Zotac Geforce 9800 GTX+ - Überarbeiteter G92-Chip spart Energiekosten

Zotacs Geforce 9800 GTX+ schlägt die übertaktete OCX von BFG knapp. Die Leistung der 40 Euro teureren HD 4870 erreicht sie aber nicht.

von Hendrik Weins,
16.09.2008 09:45 Uhr

Trotz verbessertem G92-Chip hinkt die Zotac Geforce 9800 GTX+ der übertakteten Normal-GTX von BFG hinterher. Gegenüber einer normalen 9800 GTX werkelt in einer GTX+ ein auf 55 Nanometer geschrumpfter G92-Chip mit erhöhten Taktraten.

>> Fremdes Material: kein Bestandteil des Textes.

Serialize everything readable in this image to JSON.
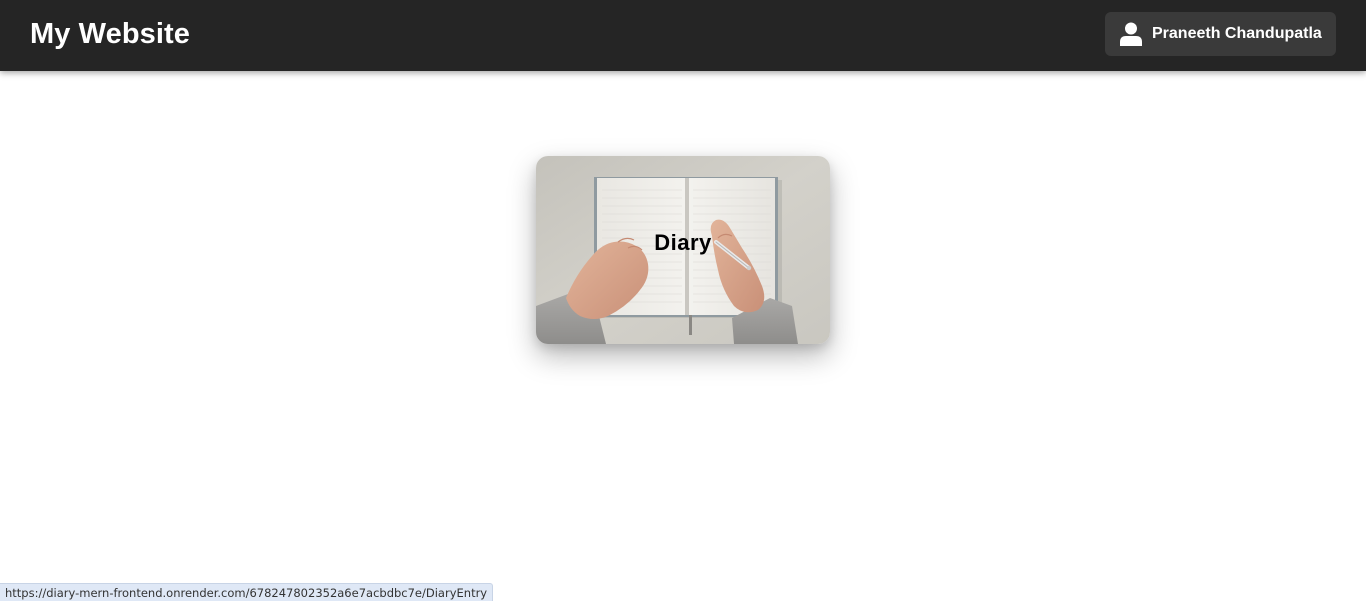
{
  "navbar": {
    "title": "My Website",
    "user": {
      "name": "Praneeth Chandupatla",
      "icon": "user-icon"
    },
    "colors": {
      "background": "#252525",
      "user_button": "#3a3a3a",
      "text": "#ffffff"
    }
  },
  "main": {
    "cards": [
      {
        "title": "Diary",
        "image": "open-notebook-with-hands-writing"
      }
    ]
  },
  "status_bar": {
    "url": "https://diary-mern-frontend.onrender.com/678247802352a6e7acbdbc7e/DiaryEntry"
  }
}
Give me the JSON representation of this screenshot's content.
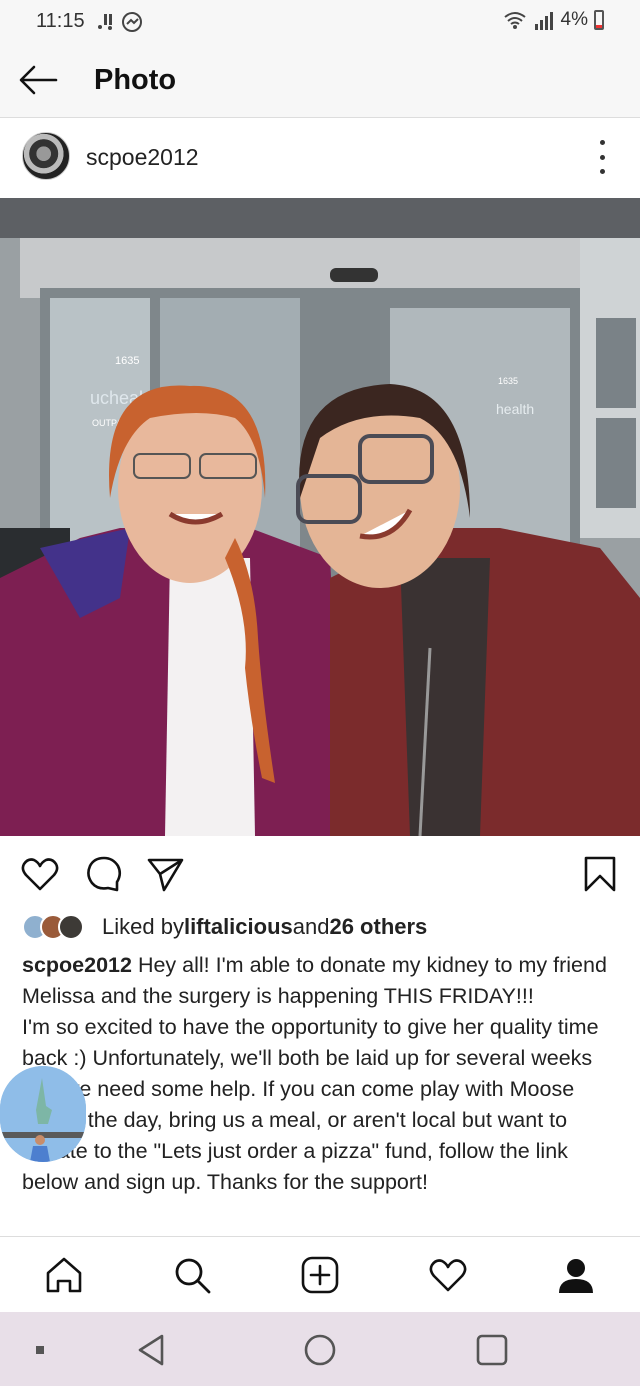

Im Vergleich zu den 675/1.700/2.200 MHz einer 9800 GTX schraubt Nvidia die Frequenzen der Plus-Variante auf 740/1.840/2.200 MHz – exakt die Werte der von uns getesteten Geforce 9800 GTX+ von Zotac. Den direkten Vergleich mit der älteren, aber übertakteten 9800 GTX OCX von BFG verliert die Zotac-Karte – wenn auch nur knapp. In der Praxis fällt die hauchdünne Mehr- Leistung der OCX-Karte aber kaum ins Gewicht. Call of Duty 4 stellt die GTX+ in keiner Auflösung vor Probleme, ob in 1680x1050 mit vierfacher Kantenglättung und achtfachem Texturfilter oder in 1920x1200, stets bleibt die Bildrate oberhalb von optimal spielbaren 60 fps. Der neun Monate alte Shooter Crysis legt die Messlatte noch immer am höchsten, in hohen Details und Bildverbesserungen überfordert das Spiel auch heute noch viele Grafikkarten. Die GTX+ liefert in 1680x1050 mit 4xAA und 8xAF zwar knapp 30 fps, teils fällt die Framerate aber unter die flüssige 25-fps-Marke. An sehr hohen Details scheitert die 9800 GTX+ genauso wie alle anderen Karten im Preissegment bis 200 Euro.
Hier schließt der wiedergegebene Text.